Makes a great waffle! My guests agree. My tummy agrees. Heavy, quality product. Highly recommend.
D**B
My Family Love It
My Family loves this waffle stick maker. It is extremely easy to clean. It is durable and stable on the counter. It does not move when using. Very safe and good product. Highly recommend.
W**Y
Pretty good.
This waffle maker works fine and I particularly like the non-stick surface. Easy clean-up. Great for one or two people but it would take forever to make enough waffles for a family.
G**P
Very pleased
Great little waffle iron. Well made and works like a charm.
H**R
There are alot better options
Do Not Recommend. This item leaves alot to be desired. It will burn up your waffle really quickly. And left my kitchen filled with smoke.
S**Y
Easy waffles!
The waffles release! I love this machine!
I**H
This Is Not a Waffle Maker. This is a God Machine.

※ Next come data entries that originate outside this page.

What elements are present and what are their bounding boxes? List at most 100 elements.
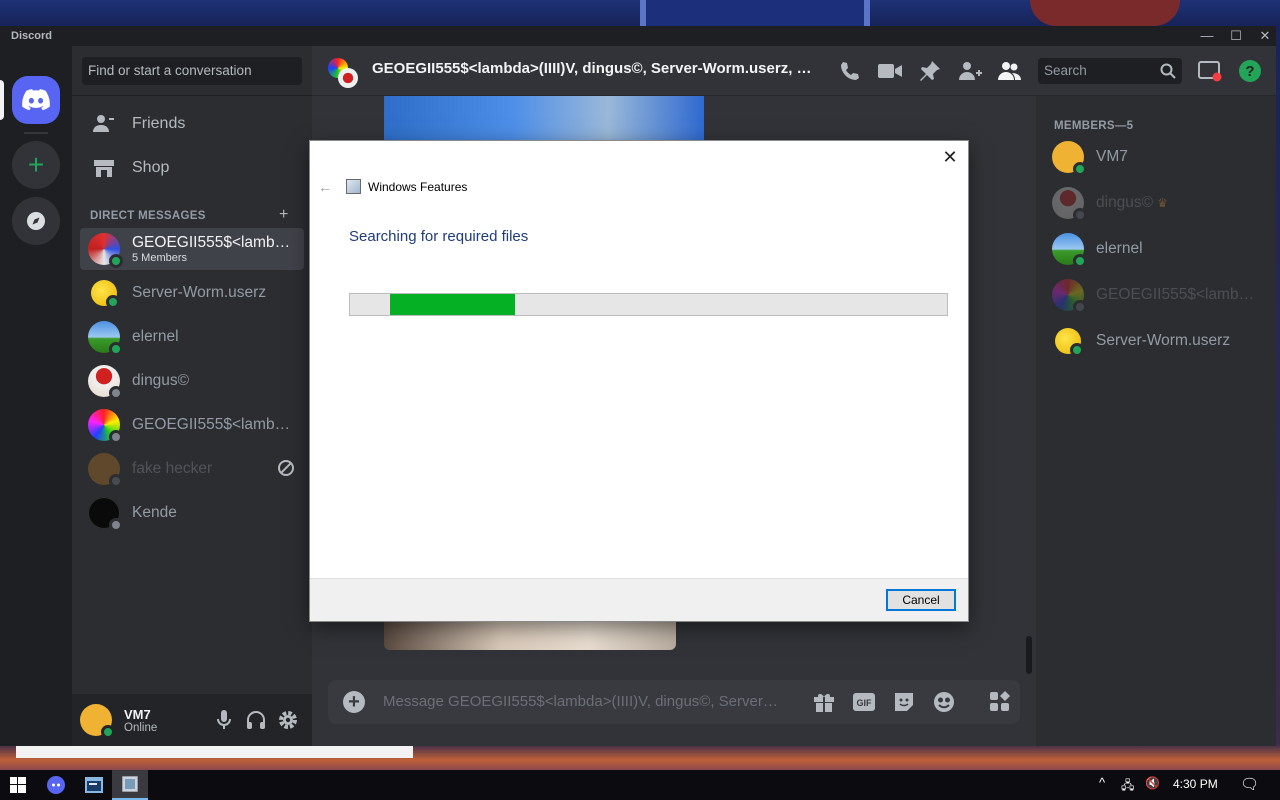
nav-shop[interactable]: Shop bbox=[80, 147, 304, 189]
home-button[interactable] bbox=[12, 76, 60, 124]
dm-item[interactable]: GEOEGII555$<lambda>(IIII)V bbox=[80, 404, 304, 446]
sidebar-search-row: Find or start a conversation bbox=[72, 46, 312, 96]
dm-item[interactable]: elernel bbox=[80, 316, 304, 358]
member-name: Server-Worm.userz bbox=[1096, 332, 1231, 349]
dm-item[interactable]: fake hecker bbox=[80, 448, 304, 490]
wallpaper-detail bbox=[1030, 0, 1180, 26]
show-hidden-icons-button[interactable]: ^ bbox=[1099, 775, 1105, 790]
message-image-attachment[interactable] bbox=[384, 620, 676, 650]
app-title: Discord bbox=[11, 30, 52, 42]
message-image-attachment[interactable] bbox=[384, 96, 704, 142]
upload-button[interactable]: + bbox=[343, 691, 365, 713]
status-indicator bbox=[1073, 300, 1087, 314]
close-window-button[interactable]: ✕ bbox=[1250, 27, 1280, 45]
back-arrow-icon[interactable]: ← bbox=[318, 179, 332, 195]
windows-features-dialog: ✕ ← Windows Features Searching for requi… bbox=[310, 141, 968, 621]
member-item[interactable]: VM7 bbox=[1044, 136, 1268, 178]
member-item[interactable]: GEOEGII555$<lambda>(IIII)V bbox=[1044, 274, 1268, 316]
find-conversation-input[interactable]: Find or start a conversation bbox=[82, 57, 302, 85]
network-icon[interactable]: 🖧 bbox=[1121, 776, 1134, 797]
clock[interactable]: 4:30 PM bbox=[1173, 777, 1218, 791]
status-indicator bbox=[109, 386, 123, 400]
minimize-button[interactable]: — bbox=[1192, 27, 1222, 45]
explore-servers-button[interactable] bbox=[12, 197, 60, 245]
avatar bbox=[91, 280, 120, 309]
member-item[interactable]: Server-Worm.userz bbox=[1044, 320, 1268, 362]
taskbar-windows-features[interactable] bbox=[112, 770, 148, 800]
member-item[interactable]: elernel bbox=[1044, 228, 1268, 270]
message-input[interactable]: Message GEOEGII555$<lambda>(IIII)V, ding… bbox=[383, 693, 778, 710]
start-video-call-button[interactable] bbox=[878, 59, 902, 83]
taskbar-app[interactable] bbox=[76, 770, 112, 800]
volume-muted-icon[interactable]: 🔇 bbox=[1145, 776, 1160, 790]
sticker-button[interactable] bbox=[892, 690, 916, 714]
dialog-status-heading: Searching for required files bbox=[349, 228, 529, 245]
mute-button[interactable] bbox=[210, 706, 238, 734]
rail-divider bbox=[24, 132, 48, 134]
dm-item[interactable]: Server-Worm.userz bbox=[80, 272, 304, 314]
avatar bbox=[1055, 328, 1084, 357]
header-search-input[interactable]: Search bbox=[1038, 58, 1182, 84]
status-indicator bbox=[101, 725, 115, 739]
headphones-icon bbox=[247, 711, 265, 729]
search-placeholder: Search bbox=[1044, 63, 1087, 78]
owner-crown-icon: ♛ bbox=[1157, 196, 1168, 210]
user-settings-button[interactable] bbox=[274, 706, 302, 734]
group-dm-avatar bbox=[328, 58, 358, 88]
user-name: VM7 bbox=[124, 706, 151, 722]
status-indicator bbox=[109, 430, 123, 444]
action-center-icon[interactable]: 🗨 bbox=[1240, 775, 1259, 793]
svg-text:GIF: GIF bbox=[857, 698, 873, 708]
nav-friends[interactable]: Friends bbox=[80, 103, 304, 145]
status-indicator bbox=[109, 254, 123, 268]
discord-app-icon bbox=[47, 776, 65, 794]
taskbar-discord[interactable] bbox=[38, 770, 74, 800]
gear-icon bbox=[279, 711, 297, 729]
members-header: MEMBERS—5 bbox=[1054, 120, 1134, 132]
progress-fill bbox=[390, 294, 515, 315]
message-composer: + Message GEOEGII555$<lambda>(IIII)V, di… bbox=[328, 680, 1020, 724]
title-bar: Discord — ☐ ✕ bbox=[0, 26, 1276, 46]
add-server-button[interactable]: + bbox=[12, 141, 60, 189]
pinned-messages-button[interactable] bbox=[918, 59, 942, 83]
start-voice-call-button[interactable] bbox=[838, 59, 862, 83]
member-item[interactable]: dingus© ♛ bbox=[1044, 182, 1268, 224]
add-friends-to-dm-button[interactable] bbox=[958, 59, 982, 83]
maximize-button[interactable]: ☐ bbox=[1221, 27, 1251, 45]
emoji-icon bbox=[934, 692, 954, 712]
start-button[interactable] bbox=[0, 770, 36, 800]
dm-item[interactable]: dingus© bbox=[80, 360, 304, 402]
member-list-toggle[interactable] bbox=[998, 59, 1022, 83]
dm-name: fake hecker bbox=[132, 460, 213, 477]
apps-button[interactable] bbox=[988, 690, 1012, 714]
app-window-icon bbox=[85, 777, 103, 793]
dm-item[interactable]: GEOEGII555$<lambda>(IIII)V, dingus©, Ser… bbox=[80, 228, 304, 270]
dm-item[interactable]: Kende bbox=[80, 492, 304, 534]
create-dm-button[interactable]: + bbox=[279, 206, 288, 224]
apps-icon bbox=[990, 691, 1010, 711]
chat-scrollbar[interactable] bbox=[1026, 636, 1032, 674]
avatar bbox=[88, 409, 123, 444]
status-indicator bbox=[1070, 343, 1084, 357]
dm-section-header: DIRECT MESSAGES bbox=[90, 210, 206, 222]
compass-icon bbox=[27, 212, 45, 230]
pin-icon bbox=[920, 61, 940, 81]
nav-label: Shop bbox=[132, 159, 170, 176]
svg-text:?: ? bbox=[1245, 63, 1254, 80]
status-indicator bbox=[109, 518, 123, 532]
emoji-button[interactable] bbox=[932, 690, 956, 714]
cancel-button[interactable]: Cancel bbox=[886, 589, 956, 611]
group-avatar bbox=[88, 233, 123, 268]
gif-button[interactable]: GIF bbox=[852, 690, 876, 714]
dm-name: GEOEGII555$<lambda>(IIII)V bbox=[132, 416, 297, 433]
deafen-button[interactable] bbox=[242, 706, 270, 734]
gift-button[interactable] bbox=[812, 690, 836, 714]
user-panel: VM7 Online bbox=[72, 694, 312, 746]
windows-logo-icon bbox=[10, 777, 26, 793]
taskbar: ^ 🖧 🔇 4:30 PM 🗨 bbox=[0, 770, 1280, 800]
inbox-button[interactable] bbox=[1198, 59, 1222, 83]
help-button[interactable]: ? bbox=[1238, 59, 1262, 83]
dialog-close-button[interactable]: ✕ bbox=[940, 147, 960, 167]
blocked-icon bbox=[278, 460, 294, 476]
user-avatar[interactable] bbox=[80, 704, 115, 739]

You do not know waffles until you’ve owned this beast. I thought I did. I thought I was fancy. I had what I believed was a high-end waffle maker. It had a heavy base, stainless accents, felt like a luxury item. Turns out it was a poser. A grifter. It died. Parts? Not available. Dreams? Crushed. Then this glorious monstrosity entered my life. This isn’t some flimsy kitchen toy. This is industrial. This is built for war. It’s the kind of machine that looks like it should come with a fire suppression system or a health inspector checklist. The waffles? Dear God. Crispy. Golden. Fluffy on the inside. Symmetrical perfection. Restaurant-level magic without the sadness of putting on pants. You will start eating waffles during times of day that society doesn’t allow. Waffles at midnight. Waffles for lunch. Waffles in the shower. I’m not saying I’ve done that, but I’m not saying I haven’t. This thing is built like it was forged in the collapsing heart of a neutron star by celestial beings who knew mankind would one day need to brunch its way through the apocalypse. All those people who say “they don’t make things like they used to” haven’t met this waffle maker. This is the real deal. Real metal. Real bolts. No plastic nonsense. It looks and feels like it was airlifted from the 1940s and dropped onto your countertop to remind you what durable actually means. You don’t need sprays. You don’t need tricks. You pour in the batter, you close the jaws of glory, and in minutes you’re holding edible joy. Cleanup? Practically nonexistent. The thing practically self-exorcises. Yes, it costs more than your sad dorm-room waffle iron. Good. You also shouldn’t get a cheap tattoo or hire a discount surgeon or buy sushi out of someone’s trunk. Live better. This machine will elevate you. Emotionally. Spiritually. Culinarily. Buy it. Then waffle like you’ve never waffled before.